I'm using postgres' tsquery function to search in a field that might contain letters in multiple languages and numbers. it seems that in every case the search works up to a part of the searched phrase and stops working until you write the full phrase.
for example: searching for the name '15339' outputs the right row when the search term is '15339' but if it's '153' it won't.
searching for Al-Alamya, if the term is 'al-' it will work and return the row, but adding letters after that, for example, 'al-alam' won't return it until I finish writing the full name ('Al-Alamya').
my query:
SELECT *
FROM (SELECT DISTINCT ON ("consumer_api_spot"."id") "consumer_api_spot"."id",
"consumer_api_spot"."name",
FROM "consumer_api_spot"
INNER JOIN "consumer_api_account" ON ("consumer_api_spot"."account_id" = "consumer_api_account"."id")
INNER JOIN "users_user" ON ("consumer_api_account"."id" = "users_user"."account_id")
WHERE (
users_user.id = 53 AND consumer_api_spot.active
AND
"consumer_api_spot"."vectorized_name" @@ tsquery('153')
)
GROUP BY "consumer_api_spot"."id"
) AS "Q"
LIMIT 50 OFFSET 0
If you check the documentation, you'll find more information about what you can specify as a tsquery
. They support grouping, combining using boolean operations, and also prefixing which is probably something you want. An example from the docs:
Also, lexemes in a
tsquery
can be labeled with*
to specify prefix matching:SELECT 'super:*'::tsquery;
This query will match any word in a
tsvector
that begins with “super”.
So in your query you should modify the part of tsquery('153')
to tsquery('153:*')
.
Btw. I don't know exactly how you constructed your database schema, but you can add a tsvector
index for a column using a GIN index. I will assume that you generate the "consumer_api_spot"."vectorized_name"
column from a "consumer_api_spot"."name"
column. If that's the case you can create a tsvector
index for that column like this:
CREATE INDEX gin_name on consumer_api_spot using gin (to_tsvector('english',name))

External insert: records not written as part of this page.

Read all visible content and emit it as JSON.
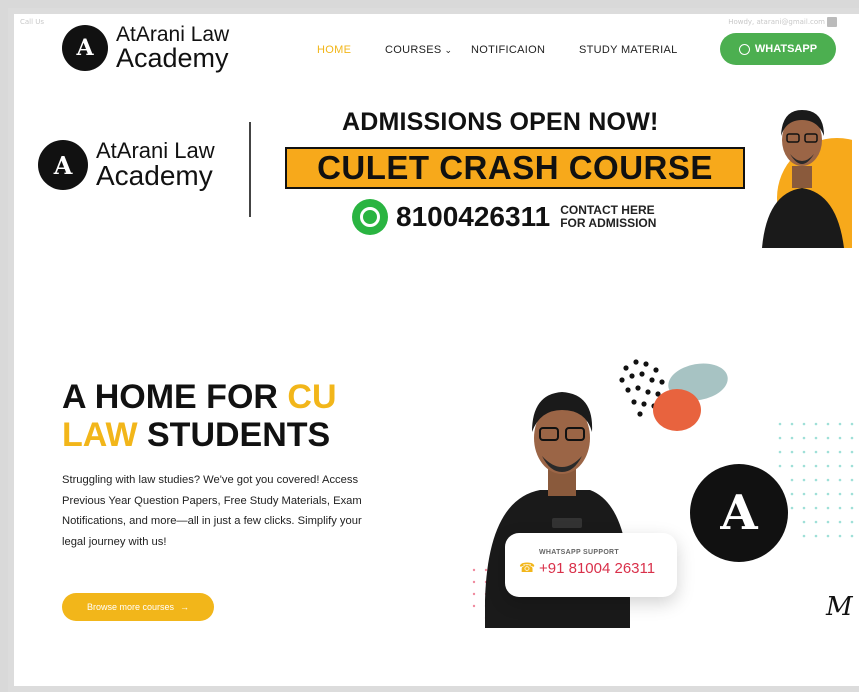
{
  "utility_bar": {
    "left_text": "Call Us",
    "right_text": "Howdy, atarani@gmail.com"
  },
  "brand": {
    "line1": "AtArani Law",
    "line2": "Academy",
    "badge_letter": "A"
  },
  "nav": {
    "home": "HOME",
    "courses": "COURSES",
    "notification": "NOTIFICAION",
    "study_material": "STUDY MATERIAL",
    "whatsapp_button": "WHATSAPP"
  },
  "banner": {
    "brand_line1": "AtArani Law",
    "brand_line2": "Academy",
    "headline": "ADMISSIONS OPEN NOW!",
    "course": "CULET CRASH COURSE",
    "phone": "8100426311",
    "contact_line1": "CONTACT HERE",
    "contact_line2": "FOR ADMISSION"
  },
  "hero": {
    "title_part1": "A HOME FOR ",
    "title_accent1": "CU",
    "title_accent2": "LAW",
    "title_part2": " STUDENTS",
    "description": "Struggling with law studies? We've got you covered! Access Previous Year Question Papers, Free Study Materials, Exam Notifications, and more—all in just a few clicks. Simplify your legal journey with us!",
    "cta": "Browse more courses",
    "cta_arrow": "→"
  },
  "whatsapp_card": {
    "label": "WHATSAPP SUPPORT",
    "number": "+91 81004 26311"
  },
  "signature": "M",
  "colors": {
    "accent": "#f2b61a",
    "whatsapp": "#4caf50",
    "banner_orange": "#f7a91b",
    "support_red": "#d9304a"
  }
}
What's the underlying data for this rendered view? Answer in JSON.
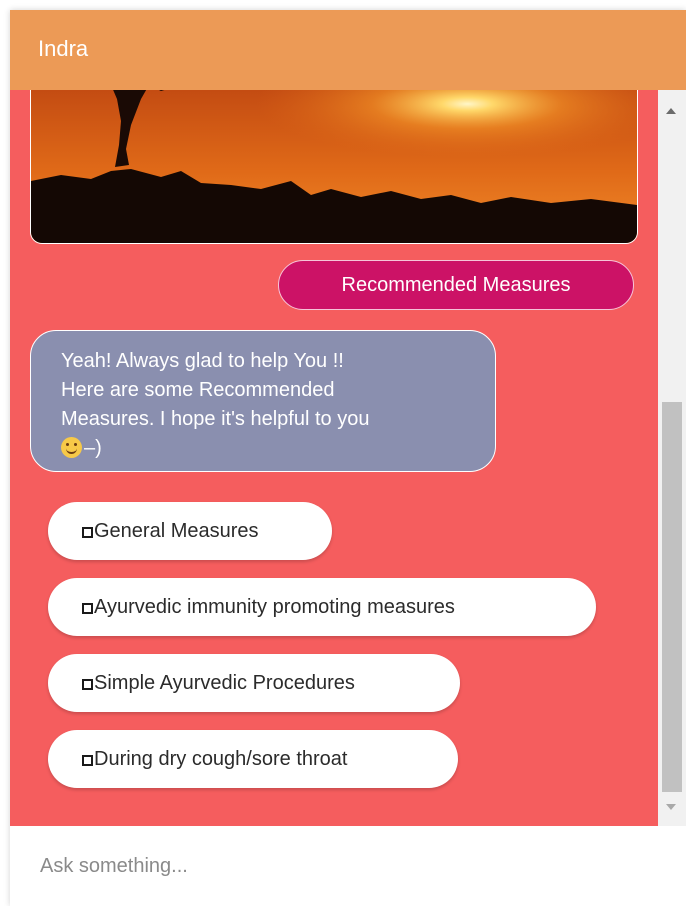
{
  "header": {
    "title": "Indra"
  },
  "messages": {
    "user": "Recommended Measures",
    "bot_lines": [
      "Yeah! Always glad to help You !!",
      "Here are some Recommended",
      "Measures. I hope it's helpful to you"
    ],
    "bot_tail": "–)"
  },
  "options": [
    "General Measures",
    "Ayurvedic immunity promoting measures",
    "Simple Ayurvedic Procedures",
    "During dry cough/sore throat"
  ],
  "input": {
    "placeholder": "Ask something..."
  },
  "icons": {
    "bullet": "square-bullet-icon",
    "emoji": "smiley-icon"
  },
  "colors": {
    "header": "#ec9a56",
    "chat_background": "#f55d5e",
    "user_bubble": "#cc1266",
    "bot_bubble": "#8a8faf"
  }
}
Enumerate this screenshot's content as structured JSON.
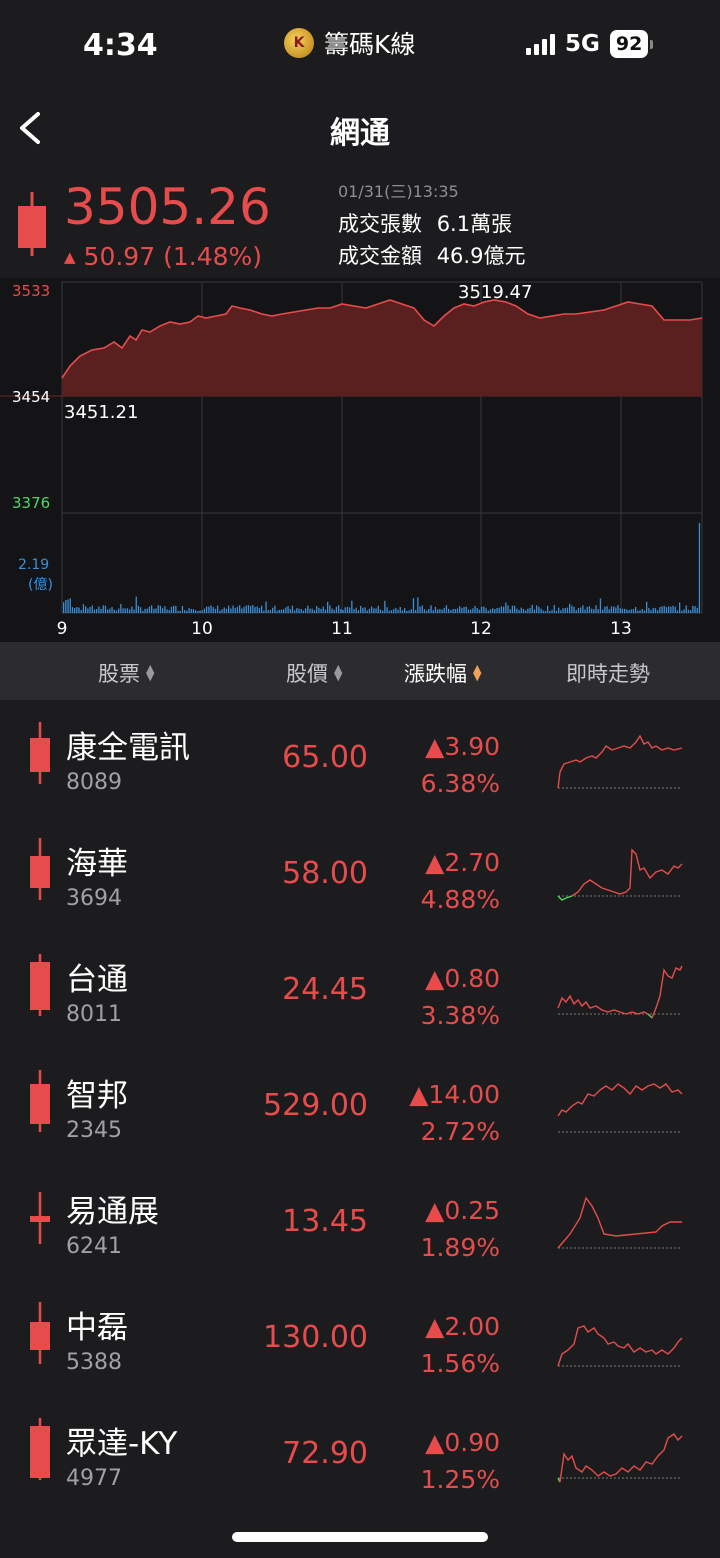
{
  "status_bar": {
    "time": "4:34",
    "app_name": "籌碼K線",
    "network": "5G",
    "battery": "92"
  },
  "nav": {
    "title": "網通"
  },
  "quote": {
    "price": "3505.26",
    "change": "50.97",
    "change_pct": "(1.48%)",
    "datetime": "01/31(三)13:35",
    "volume_label": "成交張數",
    "volume_value": "6.1萬張",
    "amount_label": "成交金額",
    "amount_value": "46.9億元"
  },
  "chart": {
    "y_high": "3533",
    "y_mid": "3454",
    "y_low": "3376",
    "vol_max": "2.19",
    "vol_unit": "(億)",
    "high_label": "3519.47",
    "low_label": "3451.21",
    "x_ticks": [
      "9",
      "10",
      "11",
      "12",
      "13"
    ],
    "colors": {
      "up": "#e74c4c",
      "down": "#4cd964",
      "volume": "#3b8fd9"
    }
  },
  "table": {
    "headers": {
      "stock": "股票",
      "price": "股價",
      "change": "漲跌幅",
      "trend": "即時走勢"
    },
    "rows": [
      {
        "name": "康全電訊",
        "code": "8089",
        "price": "65.00",
        "change": "▲3.90",
        "pct": "6.38%"
      },
      {
        "name": "海華",
        "code": "3694",
        "price": "58.00",
        "change": "▲2.70",
        "pct": "4.88%"
      },
      {
        "name": "台通",
        "code": "8011",
        "price": "24.45",
        "change": "▲0.80",
        "pct": "3.38%"
      },
      {
        "name": "智邦",
        "code": "2345",
        "price": "529.00",
        "change": "▲14.00",
        "pct": "2.72%"
      },
      {
        "name": "易通展",
        "code": "6241",
        "price": "13.45",
        "change": "▲0.25",
        "pct": "1.89%"
      },
      {
        "name": "中磊",
        "code": "5388",
        "price": "130.00",
        "change": "▲2.00",
        "pct": "1.56%"
      },
      {
        "name": "眾達-KY",
        "code": "4977",
        "price": "72.90",
        "change": "▲0.90",
        "pct": "1.25%"
      }
    ]
  }
}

And then you could change this query:
"consumer_api_spot"."vectorized_name" @@ tsquery('153')
into this:
to_tsvector('english', "consumer_api_spot"."name") @@ to_tsquery('english', '153:*')
and get a potential speed benefit, because the query would utilize an index.
Note about the 'english'
: You cannot omit the language, when creating the index, but it won't have an effect on queries in other languages, or queries with numbers. However, be careful, the language must be the same for creating the index and performing the query to enable PostgreSQL to use the index.